Jeremy Heywood’s resignation gives Theresa May’s government an unexpected legacy

The departure of one of Whitehall’s pre-eminent officials has a surprise implication for Theresa May. 

By Stephen Bush

Jeremy Heywood, who for close to three decades has been close to the epicentre of British government, has resigned his post as Head of the Civil Service on medical grounds: Heywood had to take a temporary leave of absence due to a cancer diagnosis, and while he will receive the customary life peerage for a departing Civil Service chief, his main focus, at least in the short term, will be on his health.

So although his resignation message includes a sideswipe at the “anonymous commentators” (read: Brexit ultras in the Conservative party and the right-wing press) criticising civil servants, this isn’t, unlike the exit of Ivan Rogers from the Civil Service, a departure driven by politics and personality clashes. Indeed Heywood was one of the civil servants who was able to work with Theresa May, whose working style has not always been easy for civil servants to adapt to anymore than it has been for ministers or special advisors.
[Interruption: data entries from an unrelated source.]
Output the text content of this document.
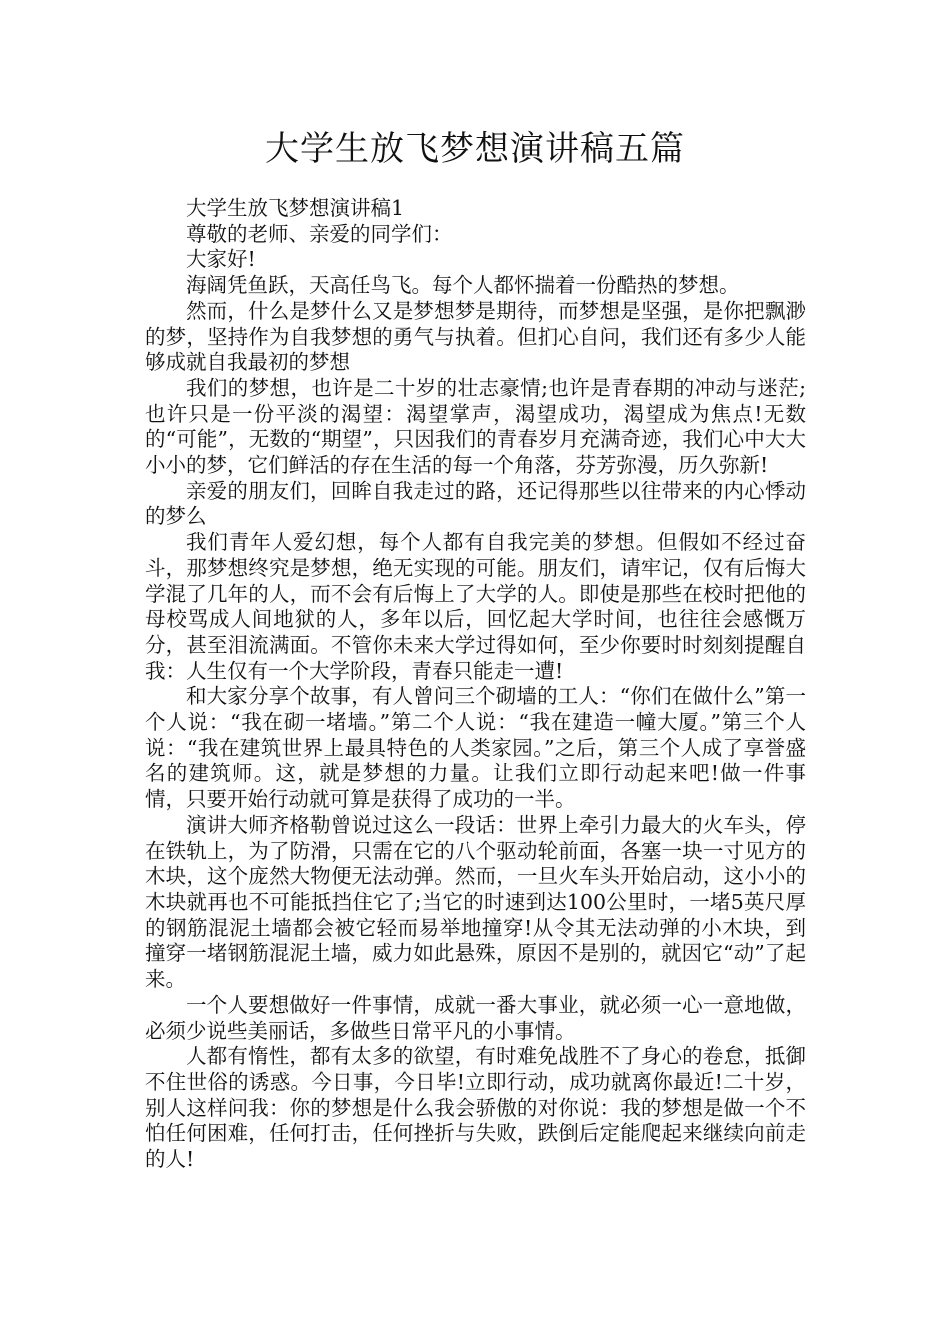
大学生放飞梦想演讲稿五篇

大学生放飞梦想演讲稿1

尊敬的老师、亲爱的同学们：

大家好!

海阔凭鱼跃，天高任鸟飞。每个人都怀揣着一份酷热的梦想。

然而，什么是梦什么又是梦想梦是期待，而梦想是坚强，是你把飘渺的梦，坚持作为自我梦想的勇气与执着。但扪心自问，我们还有多少人能够成就自我最初的梦想

我们的梦想，也许是二十岁的壮志豪情;也许是青春期的冲动与迷茫;也许只是一份平淡的渴望：渴望掌声，渴望成功，渴望成为焦点!无数的“可能”，无数的“期望”，只因我们的青春岁月充满奇迹，我们心中大大小小的梦，它们鲜活的存在生活的每一个角落，芬芳弥漫，历久弥新!

亲爱的朋友们，回眸自我走过的路，还记得那些以往带来的内心悸动的梦么

我们青年人爱幻想，每个人都有自我完美的梦想。但假如不经过奋斗，那梦想终究是梦想，绝无实现的可能。朋友们，请牢记，仅有后悔大学混了几年的人，而不会有后悔上了大学的人。即使是那些在校时把他的母校骂成人间地狱的人，多年以后，回忆起大学时间，也往往会感慨万分，甚至泪流满面。不管你未来大学过得如何，至少你要时时刻刻提醒自我：人生仅有一个大学阶段，青春只能走一遭!

和大家分享个故事，有人曾问三个砌墙的工人：“你们在做什么”第一个人说：“我在砌一堵墙。”第二个人说：“我在建造一幢大厦。”第三个人说：“我在建筑世界上最具特色的人类家园。”之后，第三个人成了享誉盛名的建筑师。这，就是梦想的力量。让我们立即行动起来吧!做一件事情，只要开始行动就可算是获得了成功的一半。

演讲大师齐格勒曾说过这么一段话：世界上牵引力最大的火车头，停在铁轨上，为了防滑，只需在它的八个驱动轮前面，各塞一块一寸见方的木块，这个庞然大物便无法动弹。然而，一旦火车头开始启动，这小小的木块就再也不可能抵挡住它了;当它的时速到达100公里时，一堵5英尺厚的钢筋混泥土墙都会被它轻而易举地撞穿!从令其无法动弹的小木块，到撞穿一堵钢筋混泥土墙，威力如此悬殊，原因不是别的，就因它“动”了起来。

一个人要想做好一件事情，成就一番大事业，就必须一心一意地做，必须少说些美丽话，多做些日常平凡的小事情。

人都有惰性，都有太多的欲望，有时难免战胜不了身心的卷怠，抵御不住世俗的诱惑。今日事，今日毕!立即行动，成功就离你最近!二十岁，别人这样问我：你的梦想是什么我会骄傲的对你说：我的梦想是做一个不怕任何困难，任何打击，任何挫折与失败，跌倒后定能爬起来继续向前走的人!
But his departure means that May’s premiership will have a more lasting impact on the structure of Whitehall than expected. Almost no-one now privately defends May’s 2016 Whitehall re-organisation, which cleaved Brexit off into the Department for Exiting the European Union (Dexeu) and created a free-standing Department for International Trade (DIT). (The one exception are officials at the Foreign Office, who while initially bruised to be cut out of the biggest foreign and domestic policy challenge since the Second World War, are now quite cheerful about having escaped the paralysis and acrimony of Brexit while still being able to focus on other things.) It’s widely expected that sooner or later, DIT and Dexeu will be folded in other departments, with a trade minister who has full Cabinet rank but sits in the Foreign Office in the manner of the Chief Secretary to the Treasury, the Treasury’s second Cabinet minister.

There will, however, be a lasting May legacy, but it will have a face rather than a department: Heywood’s replacement Mark Sedwill, who is widely respected on Whitehall but who colleagues concede also had the good fortune to be both qualified and able to work with May and her combative former chiefs of staff, Nick Timothy and Fiona Hill.

Now Sedwill is Head of the Civil Service where he will have an understated but vital role at the heart of the British state: ironically a more lasting legacy than anything else Theresa May has done will have.